Academics almost never leave the world of academia and look down on those would live among the people as uneducated but I will take a street smart person any day over a book smart one. maybe we don’t sound right in our speech our words but we get the point across and get the job done. give me a walker over a talker any day. (yes it would be nice to talk the talk and walk the walk but an unrefined talker who walks right is far more valuable than and refined talker who doesn’t walk or does so incorrectly.)[christianity is the same I feel give a good walker who is not the best on the talk {not always using the hallelujahs, and praise the lords and dropping Jesus in every sentence but getting the point across} than a great talker who has a bad walk]
Bill, are you familiar much with the Ruth Institute in USA? They are organization dedicated to exposing deception of the sexual revolution and its enormous damage. Same sex marriage proponents before and during plebiscite in Australia went to enormous lengths to cover up research. It was all about ‘equality’and adult desires. The kids are fine whatever the adults are doing. This is the view.
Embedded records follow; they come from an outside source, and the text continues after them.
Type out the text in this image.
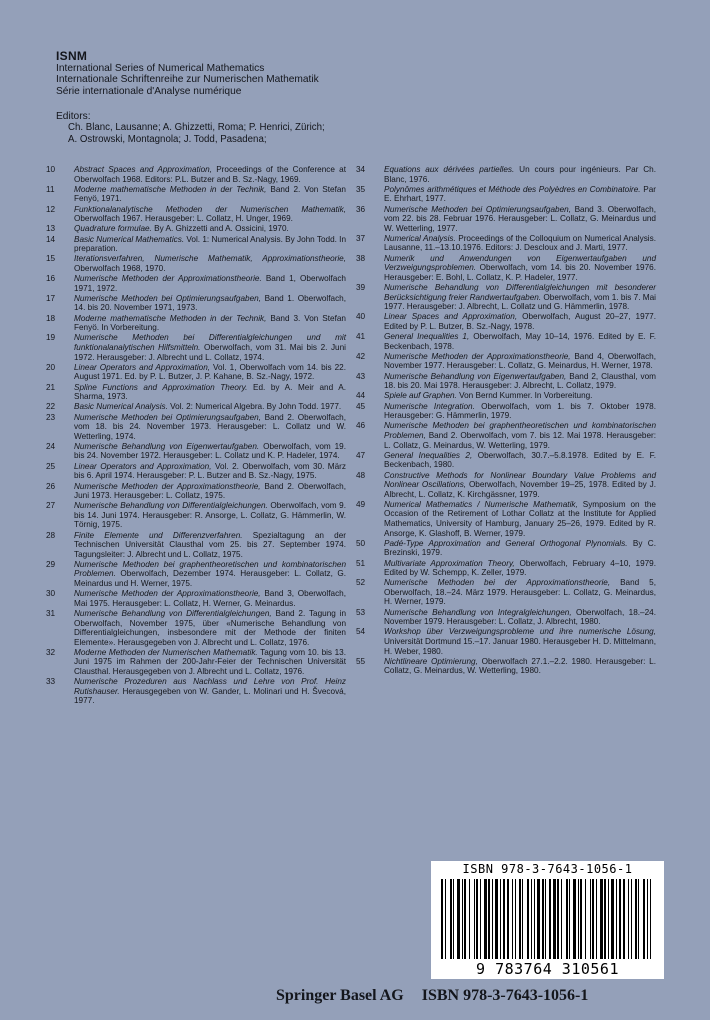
ISNM
International Series of Numerical Mathematics
Internationale Schriftenreihe zur Numerischen Mathematik
Série internationale d'Analyse numérique
Editors:
Ch. Blanc, Lausanne; A. Ghizzetti, Roma; P. Henrici, Zürich;
A. Ostrowski, Montagnola; J. Todd, Pasadena;
10	Abstract Spaces and Approximation, Proceedings of the Conference at Oberwolfach 1968. Editors: P.L. Butzer and B. Sz.-Nagy, 1969.
11	Moderne mathematische Methoden in der Technik, Band 2. Von Stefan Fenyö, 1971.
12	Funktionalanalytische Methoden der Numerischen Mathematik, Oberwolfach 1967. Herausgeber: L. Collatz, H. Unger, 1969.
13	Quadrature formulae. By A. Ghizzetti and A. Ossicini, 1970.
14	Basic Numerical Mathematics. Vol. 1: Numerical Analysis. By John Todd. In preparation.
15	Iterationsverfahren, Numerische Mathematik, Approximationstheorie, Oberwolfach 1968, 1970.
16	Numerische Methoden der Approximationstheorie. Band 1, Oberwolfach 1971, 1972.
17	Numerische Methoden bei Optimierungsaufgaben, Band 1. Oberwolfach, 14. bis 20. November 1971, 1973.
18	Moderne mathematische Methoden in der Technik, Band 3. Von Stefan Fenyö. In Vorbereitung.
19	Numerische Methoden bei Differentialgleichungen und mit funktionalanalytischen Hilfsmitteln. Oberwolfach, vom 31. Mai bis 2. Juni 1972. Herausgeber: J. Albrecht und L. Collatz, 1974.
20	Linear Operators and Approximation, Vol. 1, Oberwolfach vom 14. bis 22. August 1971. Ed. by P. L. Butzer, J. P. Kahane, B. Sz.-Nagy, 1972.
21	Spline Functions and Approximation Theory. Ed. by A. Meir and A. Sharma, 1973.
22	Basic Numerical Analysis. Vol. 2: Numerical Algebra. By John Todd. 1977.
23	Numerische Methoden bei Optimierungsaufgaben, Band 2. Oberwolfach, vom 18. bis 24. November 1973. Herausgeber: L. Collatz und W. Wetterling, 1974.
24	Numerische Behandlung von Eigenwertaufgaben. Oberwolfach, vom 19. bis 24. November 1972. Herausgeber: L. Collatz und K. P. Hadeler, 1974.
25	Linear Operators and Approximation, Vol. 2. Oberwolfach, vom 30. März bis 6. April 1974. Herausgeber: P. L. Butzer and B. Sz.-Nagy, 1975.
26	Numerische Methoden der Approximationstheorie, Band 2. Oberwolfach, Juni 1973. Herausgeber: L. Collatz, 1975.
27	Numerische Behandlung von Differentialgleichungen. Oberwolfach, vom 9. bis 14. Juni 1974. Herausgeber: R. Ansorge, L. Collatz, G. Hämmerlin, W. Törnig, 1975.
28	Finite Elemente und Differenzverfahren. Spezialtagung an der Technischen Universität Clausthal vom 25. bis 27. September 1974. Tagungsleiter: J. Albrecht und L. Collatz, 1975.
29	Numerische Methoden bei graphentheoretischen und kombinatorischen Problemen. Oberwolfach, Dezember 1974. Herausgeber: L. Collatz, G. Meinardus und H. Werner, 1975.
30	Numerische Methoden der Approximationstheorie, Band 3, Oberwolfach, Mai 1975. Herausgeber: L. Collatz, H. Werner, G. Meinardus.
31	Numerische Behandlung von Differentialgleichungen, Band 2. Tagung in Oberwolfach, November 1975, über «Numerische Behandlung von Differentialgleichungen, insbesondere mit der Methode der finiten Elemente». Herausgegeben von J. Albrecht und L. Collatz, 1976.
32	Moderne Methoden der Numerischen Mathematik. Tagung vom 10. bis 13. Juni 1975 im Rahmen der 200-Jahr-Feier der Technischen Universität Clausthal. Herausgegeben von J. Albrecht und L. Collatz, 1976.
33	Numerische Prozeduren aus Nachlass und Lehre von Prof. Heinz Rutishauser. Herausgegeben von W. Gander, L. Molinari und H. Švecová, 1977.
34	Equations aux dérivées partielles. Un cours pour ingénieurs. Par Ch. Blanc, 1976.
35	Polynômes arithmétiques et Méthode des Polyèdres en Combinatoire. Par E. Ehrhart, 1977.
36	Numerische Methoden bei Optimierungsaufgaben, Band 3. Oberwolfach, vom 22. bis 28. Februar 1976. Herausgeber: L. Collatz, G. Meinardus und W. Wetterling, 1977.
37	Numerical Analysis. Proceedings of the Colloquium on Numerical Analysis. Lausanne, 11.–13.10.1976. Editors: J. Descloux and J. Marti, 1977.
38	Numerik und Anwendungen von Eigenwertaufgaben und Verzweigungsproblemen. Oberwolfach, vom 14. bis 20. November 1976. Herausgeber: E. Bohl, L. Collatz, K. P. Hadeler, 1977.
39	Numerische Behandlung von Differentialgleichungen mit besonderer Berücksichtigung freier Randwertaufgaben. Oberwolfach, vom 1. bis 7. Mai 1977. Herausgeber: J. Albrecht, L. Collatz und G. Hämmerlin, 1978.
40	Linear Spaces and Approximation, Oberwolfach, August 20–27, 1977. Edited by P. L. Butzer, B. Sz.-Nagy, 1978.
41	General Inequalities 1, Oberwolfach, May 10–14, 1976. Edited by E. F. Beckenbach, 1978.
42	Numerische Methoden der Approximationstheorie, Band 4, Oberwolfach, November 1977. Herausgeber: L. Collatz, G. Meinardus, H. Werner, 1978.
43	Numerische Behandlung von Eigenwertaufgaben, Band 2, Clausthal, vom 18. bis 20. Mai 1978. Herausgeber: J. Albrecht, L. Collatz, 1979.
44	Spiele auf Graphen. Von Bernd Kummer. In Vorbereitung.
45	Numerische Integration. Oberwolfach, vom 1. bis 7. Oktober 1978. Herausgeber: G. Hämmerlin, 1979.
46	Numerische Methoden bei graphentheoretischen und kombinatorischen Problemen, Band 2. Oberwolfach, vom 7. bis 12. Mai 1978. Herausgeber: L. Collatz, G. Meinardus, W. Wetterling, 1979.
47	General Inequalities 2, Oberwolfach, 30.7.–5.8.1978. Edited by E. F. Beckenbach, 1980.
48	Constructive Methods for Nonlinear Boundary Value Problems and Nonlinear Oscillations, Oberwolfach, November 19–25, 1978. Edited by J. Albrecht, L. Collatz, K. Kirchgässner, 1979.
49	Numerical Mathematics / Numerische Mathematik, Symposium on the Occasion of the Retirement of Lothar Collatz at the Institute for Applied Mathematics, University of Hamburg, January 25–26, 1979. Edited by R. Ansorge, K. Glashoff, B. Werner, 1979.
50	Padé-Type Approximation and General Orthogonal Plynomials. By C. Brezinski, 1979.
51	Multivariate Approximation Theory, Oberwolfach, February 4–10, 1979. Edited by W. Schempp, K. Zeller, 1979.
52	Numerische Methoden bei der Approximationstheorie, Band 5, Oberwolfach, 18.–24. März 1979. Herausgeber: L. Collatz, G. Meinardus, H. Werner, 1979.
53	Numerische Behandlung von Integralgleichungen, Oberwolfach, 18.–24. November 1979. Herausgeber: L. Collatz, J. Albrecht, 1980.
54	Workshop über Verzweigungsprobleme und ihre numerische Lösung, Universität Dortmund 15.–17. Januar 1980. Herausgeber H. D. Mittelmann, H. Weber, 1980.
55	Nichtlineare Optimierung, Oberwolfach 27.1.–2.2. 1980. Herausgeber: L. Collatz, G. Meinardus, W. Wetterling, 1980.
ISBN 978-3-7643-1056-1
9 783764 310561
Springer Basel AG ISBN 978-3-7643-1056-1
Thanks Philippe. Yes I do know of it. I have reviewed some of her books, eg:
https://billmuehlenberg.com/2019/11/25/a-review-of-the-sexual-state-by-jennifer-roback-morse/
And here: https://billmuehlenberg.com/2003/11/11/a-review-of-love-and-economics-why-the-laissez-faire-family-doesn%e2%80%99t-work-by-jennifer-roback-morse/
Among the Victorian state Liberals are those who have commented upon the fact that Victoria has significantly higher levels of Family Protection interventions than others states. Clearly some Liberal Party politician appear to believe that the Victorian government is vulnerable at this point. However, have just undertaken a quick search on the topic. This would involve extensive research and commitment to alternative policy decisions. Unfortunately at the moment, Victoria appears to be being modeled and imitated by other states. There appears to be a need for a significantly higher level of analysis and criticism of the Victorian model in detail. However, if one affirms the view which Jordan Peterson espoused – as I do – that all university departments are now counter-productive apart from the stem subjects (and perhaps Law), then this pushes the Christian community to take up a different stance toward much of what we now do. These family protection policies are springing from the social sciences, which have been taken over by leftist ideologues, where one much pay lip service to such profoundly insightful and terribly important concepts such as intersectionality and demarginalization. The garbage is getting so thick on the ground. Surely the Lord has a better strategy for most of our next generation of Christians. (Nevertheless, some may be called to deconstruct within this framework, but my hope is that most are delivered from such a pathetic fate).